La stessa dedizione di Rubens Valeriano, 32 anni, dello stato del Minas Gerais, l´unico ciclista di mountain bike brasiliano qualificatosi per Londra 2012. Fino al 2001 faceva il muratore per sopravvivere e pagarsi i pezzi di ricambio della bicicletta: “Lavoravo in cantiere e con i soldi guadagnati mi pagavo l´iscrizione alle competizioni – spiega – Per alcuni anni ho conciliato il lavoro con gli allenamenti e le gare, fino a quando non sono più riuscito a fare tutto. Ho dovuto scegliere tra il lavoro e il ciclismo e ho scelto lo sport”.

Una scelta vincente. La stessa compiuta da Mauro Vinicius da Silva, 26 anni. Un´adolescenza passata tra mille difficoltà a Presidente Prudente, piccola città nello stato di San Paolo, fino alla svolta sportiva e ad una carriera di successo. A 16 anni, dopo aver abbandonato il sogno di giocare a calcio, cominciò a svolgere vari lavori: dal portiere di condominio all´imballatore in un supermercato, fino alla consegna a domilio di medicine di una farmacia. “Consegnavo i medicinali a bordo di una bicicletta – ricorda – faceva un caldo infernale e usavo dei pantaloni scuri, pedalavo molto, non era facile”.

Fino ad un anno fa era praticamente uno sconosciuto. Poi a Instanbul ha vinto l´oro nei campionati mondiali indoor nel salto in lungo con 8,23m. L´obiettivo per Londra è arrivare a 8,50m e entrare nella storia dei giochi olimpici. Per rimanere in forma (nonostante l´altezza di 1,83m pesa solo 69kg) conduce una dieta piuttosto particolare per un atleta, soprattutto se brasiliano: il suo piatto preferito infatti sono gli spaghetti al pomodoro con i wurstel tagliati a cubetti.
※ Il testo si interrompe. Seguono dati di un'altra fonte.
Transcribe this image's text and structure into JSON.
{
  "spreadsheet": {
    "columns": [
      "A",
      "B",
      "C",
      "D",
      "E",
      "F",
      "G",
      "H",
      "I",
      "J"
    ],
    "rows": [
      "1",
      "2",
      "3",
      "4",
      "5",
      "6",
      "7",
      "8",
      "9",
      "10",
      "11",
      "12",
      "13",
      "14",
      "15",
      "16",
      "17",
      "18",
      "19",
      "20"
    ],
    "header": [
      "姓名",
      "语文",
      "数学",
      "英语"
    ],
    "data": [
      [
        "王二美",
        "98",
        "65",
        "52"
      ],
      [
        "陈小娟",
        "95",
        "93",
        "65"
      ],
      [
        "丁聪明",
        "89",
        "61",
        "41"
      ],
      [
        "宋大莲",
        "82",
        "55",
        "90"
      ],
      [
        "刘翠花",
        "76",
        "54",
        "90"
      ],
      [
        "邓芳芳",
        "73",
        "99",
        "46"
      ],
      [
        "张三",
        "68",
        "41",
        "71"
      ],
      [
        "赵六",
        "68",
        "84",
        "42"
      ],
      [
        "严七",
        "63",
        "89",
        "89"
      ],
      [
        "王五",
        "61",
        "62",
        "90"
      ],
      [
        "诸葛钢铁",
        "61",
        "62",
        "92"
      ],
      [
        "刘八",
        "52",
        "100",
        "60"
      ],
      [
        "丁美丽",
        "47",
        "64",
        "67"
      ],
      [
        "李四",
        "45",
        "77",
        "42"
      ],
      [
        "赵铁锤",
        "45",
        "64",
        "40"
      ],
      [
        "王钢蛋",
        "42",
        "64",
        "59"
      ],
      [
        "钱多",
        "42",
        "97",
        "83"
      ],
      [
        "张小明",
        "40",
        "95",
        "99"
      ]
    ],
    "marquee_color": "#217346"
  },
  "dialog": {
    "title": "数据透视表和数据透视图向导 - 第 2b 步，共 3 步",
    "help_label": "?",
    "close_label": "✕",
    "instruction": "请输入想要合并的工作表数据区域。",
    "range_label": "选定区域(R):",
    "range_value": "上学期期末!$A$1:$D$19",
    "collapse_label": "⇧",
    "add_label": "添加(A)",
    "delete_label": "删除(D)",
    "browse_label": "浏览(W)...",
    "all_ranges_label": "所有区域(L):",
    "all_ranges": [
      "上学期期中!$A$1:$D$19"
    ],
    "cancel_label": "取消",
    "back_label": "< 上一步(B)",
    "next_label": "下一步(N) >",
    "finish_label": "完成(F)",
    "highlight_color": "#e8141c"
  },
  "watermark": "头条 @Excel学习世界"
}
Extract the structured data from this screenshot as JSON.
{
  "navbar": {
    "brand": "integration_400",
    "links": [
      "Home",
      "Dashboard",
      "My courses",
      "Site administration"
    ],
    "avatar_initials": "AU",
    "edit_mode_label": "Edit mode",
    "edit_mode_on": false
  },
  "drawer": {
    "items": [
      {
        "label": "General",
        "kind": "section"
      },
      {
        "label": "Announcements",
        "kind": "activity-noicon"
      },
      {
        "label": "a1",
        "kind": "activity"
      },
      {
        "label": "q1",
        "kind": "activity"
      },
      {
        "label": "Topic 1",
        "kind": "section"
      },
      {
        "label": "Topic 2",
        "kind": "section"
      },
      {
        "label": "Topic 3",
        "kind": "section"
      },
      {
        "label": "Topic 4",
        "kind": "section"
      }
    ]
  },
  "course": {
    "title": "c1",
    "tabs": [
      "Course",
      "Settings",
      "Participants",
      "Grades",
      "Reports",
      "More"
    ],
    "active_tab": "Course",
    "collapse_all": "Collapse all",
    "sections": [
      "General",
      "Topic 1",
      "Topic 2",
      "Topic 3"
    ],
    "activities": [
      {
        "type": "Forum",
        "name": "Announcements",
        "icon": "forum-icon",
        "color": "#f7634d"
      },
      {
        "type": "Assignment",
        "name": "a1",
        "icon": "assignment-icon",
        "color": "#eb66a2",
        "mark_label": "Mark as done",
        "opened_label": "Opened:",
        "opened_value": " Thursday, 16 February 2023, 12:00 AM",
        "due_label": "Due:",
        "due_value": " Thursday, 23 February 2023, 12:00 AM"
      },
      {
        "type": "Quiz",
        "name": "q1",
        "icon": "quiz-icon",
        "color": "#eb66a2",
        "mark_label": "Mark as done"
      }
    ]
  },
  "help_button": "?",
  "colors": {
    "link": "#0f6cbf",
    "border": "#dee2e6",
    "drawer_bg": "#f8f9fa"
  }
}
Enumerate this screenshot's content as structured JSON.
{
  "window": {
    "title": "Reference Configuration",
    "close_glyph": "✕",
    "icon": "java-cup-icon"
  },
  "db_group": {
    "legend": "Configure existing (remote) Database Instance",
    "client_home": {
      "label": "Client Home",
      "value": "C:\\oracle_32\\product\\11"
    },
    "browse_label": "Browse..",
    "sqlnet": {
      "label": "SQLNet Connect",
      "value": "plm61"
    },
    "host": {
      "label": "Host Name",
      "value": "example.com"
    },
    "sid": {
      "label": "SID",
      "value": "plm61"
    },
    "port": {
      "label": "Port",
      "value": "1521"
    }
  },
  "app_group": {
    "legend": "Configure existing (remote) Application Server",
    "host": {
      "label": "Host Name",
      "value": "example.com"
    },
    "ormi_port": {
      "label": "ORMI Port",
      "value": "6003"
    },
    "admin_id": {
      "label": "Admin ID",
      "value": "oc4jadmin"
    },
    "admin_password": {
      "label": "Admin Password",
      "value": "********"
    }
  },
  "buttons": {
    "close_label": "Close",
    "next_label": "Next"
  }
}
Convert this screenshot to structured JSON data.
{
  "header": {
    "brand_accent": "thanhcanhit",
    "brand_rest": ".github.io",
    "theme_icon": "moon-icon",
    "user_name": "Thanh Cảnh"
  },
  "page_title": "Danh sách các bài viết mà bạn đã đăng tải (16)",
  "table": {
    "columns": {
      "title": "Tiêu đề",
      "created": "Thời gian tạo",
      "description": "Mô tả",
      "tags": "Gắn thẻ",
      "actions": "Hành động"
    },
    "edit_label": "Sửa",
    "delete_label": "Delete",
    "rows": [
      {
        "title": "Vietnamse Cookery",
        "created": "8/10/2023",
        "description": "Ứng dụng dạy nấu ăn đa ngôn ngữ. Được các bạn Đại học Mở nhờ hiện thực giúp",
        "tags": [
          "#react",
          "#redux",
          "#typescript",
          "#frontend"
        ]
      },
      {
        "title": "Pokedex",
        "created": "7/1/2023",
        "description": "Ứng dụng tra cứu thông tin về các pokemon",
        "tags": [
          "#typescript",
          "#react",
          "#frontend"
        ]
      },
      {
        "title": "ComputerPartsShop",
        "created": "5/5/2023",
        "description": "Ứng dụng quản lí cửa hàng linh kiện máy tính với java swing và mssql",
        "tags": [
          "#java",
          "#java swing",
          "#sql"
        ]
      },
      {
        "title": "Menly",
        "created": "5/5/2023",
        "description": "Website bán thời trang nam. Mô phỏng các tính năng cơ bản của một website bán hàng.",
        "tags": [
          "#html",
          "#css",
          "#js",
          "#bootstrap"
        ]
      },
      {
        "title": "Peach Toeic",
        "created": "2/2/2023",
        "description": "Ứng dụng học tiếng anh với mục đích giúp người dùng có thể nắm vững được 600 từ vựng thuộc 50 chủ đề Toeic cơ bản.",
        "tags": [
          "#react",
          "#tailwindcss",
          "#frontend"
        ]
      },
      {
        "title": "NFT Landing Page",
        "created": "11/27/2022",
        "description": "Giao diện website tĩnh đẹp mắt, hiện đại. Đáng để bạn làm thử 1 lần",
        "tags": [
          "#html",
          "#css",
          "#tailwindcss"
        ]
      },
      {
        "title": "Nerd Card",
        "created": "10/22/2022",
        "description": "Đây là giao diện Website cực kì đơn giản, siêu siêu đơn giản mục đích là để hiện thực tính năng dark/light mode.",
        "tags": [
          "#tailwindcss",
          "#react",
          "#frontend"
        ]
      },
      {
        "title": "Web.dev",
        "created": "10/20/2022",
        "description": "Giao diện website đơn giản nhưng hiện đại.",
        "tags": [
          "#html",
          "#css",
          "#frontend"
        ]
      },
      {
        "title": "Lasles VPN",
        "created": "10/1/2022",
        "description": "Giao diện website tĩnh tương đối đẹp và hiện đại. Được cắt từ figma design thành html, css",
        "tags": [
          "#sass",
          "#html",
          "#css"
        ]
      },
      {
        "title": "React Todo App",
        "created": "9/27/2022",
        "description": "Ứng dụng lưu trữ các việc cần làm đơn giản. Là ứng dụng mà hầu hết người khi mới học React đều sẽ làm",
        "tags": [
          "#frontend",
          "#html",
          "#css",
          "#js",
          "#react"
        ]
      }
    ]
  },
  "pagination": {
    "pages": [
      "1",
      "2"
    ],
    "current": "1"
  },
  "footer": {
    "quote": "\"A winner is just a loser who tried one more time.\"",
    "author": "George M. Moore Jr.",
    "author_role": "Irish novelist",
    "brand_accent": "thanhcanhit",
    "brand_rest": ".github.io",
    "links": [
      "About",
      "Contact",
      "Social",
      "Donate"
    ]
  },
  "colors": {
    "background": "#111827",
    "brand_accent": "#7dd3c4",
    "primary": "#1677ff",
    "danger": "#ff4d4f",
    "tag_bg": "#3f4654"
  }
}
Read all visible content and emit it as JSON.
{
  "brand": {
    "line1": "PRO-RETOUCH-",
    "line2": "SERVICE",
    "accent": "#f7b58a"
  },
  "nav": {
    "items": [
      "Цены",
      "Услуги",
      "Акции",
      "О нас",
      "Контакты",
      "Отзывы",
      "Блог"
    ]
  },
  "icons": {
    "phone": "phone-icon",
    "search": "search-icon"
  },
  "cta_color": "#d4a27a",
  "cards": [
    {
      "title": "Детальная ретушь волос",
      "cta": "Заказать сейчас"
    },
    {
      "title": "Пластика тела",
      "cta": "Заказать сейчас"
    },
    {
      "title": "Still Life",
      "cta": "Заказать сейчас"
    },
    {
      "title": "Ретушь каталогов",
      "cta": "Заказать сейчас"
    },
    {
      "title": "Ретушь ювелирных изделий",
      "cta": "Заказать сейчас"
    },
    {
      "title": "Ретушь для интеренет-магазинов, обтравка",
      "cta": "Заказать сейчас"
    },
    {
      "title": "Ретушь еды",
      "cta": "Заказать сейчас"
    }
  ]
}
Chi cerca il bis olimpico a Londra, dopo l´oro di Atene 2004, è invece Sérgio Dutra Santos, meglio conosciuto come Serginho, libero della seleção di volley. Nato a Diamante do Norte, piccolo municipio nello stato meridionale del Paranà, da ragazzo si rifiutò di diventare uno spacciatore, una “carriera” di facile accesso per chi nasce in situazioni di degrado sociale. Invece cominciò a giocare a pallavolo, ma alla metà degli anni ´90 la squadra per cui giocava fallì e Serginho si ritrovò a fare lavori di fortuna, come vendere candeggina e mettere la carta da parati. La fortuna girò dalla sua parte quando la Federazione Internazionale di Volley inventò la posizione di libero. Improvvisamente molte squadre si ritrovarono senza giocatori adatti a quel ruolo e Serginho potè fare il suo rientro in campo.

Nella delegazione brasiliana non mancano nemmeno belle storie in rosa, come quella della ventenne Rafaela Lopes Silva. Lottatrice di judo, cresciuta nella Città di Dio, una delle favelas più famigerate di Rio de Janeiro, nel 2011 ha vinto l´argento ai campionati mondiali. Imparò a lottare per strada, quando era ancora una bambina, durante le liti con i coetanei vicini di casa. Poi Geraldo Bernandes, il suo allenatore, le insegnò a trasformare la rabbia in medaglia: “Le feci capire che poteva incanalare la sua energia nel judo. Nel judo non é importante quante volte cadi, ma quante volte ti rialzi”. Oggi Rafaela è uno degli oltre 4.000 sportivi brasiliani che riceve dal governo la Bolsa Atleta, un contributo economico, che oscilla tra i 100 e i 1.000 euro mensili a seconda dei risultati ottenuti, per sostenere gli atleti più promettenti del Paese: nel 2012 il ministero dello Sport ha stanziato 60milioni di reais (circa 20 milioni di euro). Soldi che, uniti alla forza di volontà e alla passione per lo sport, permettono di scrivere straordinarie storie di successo.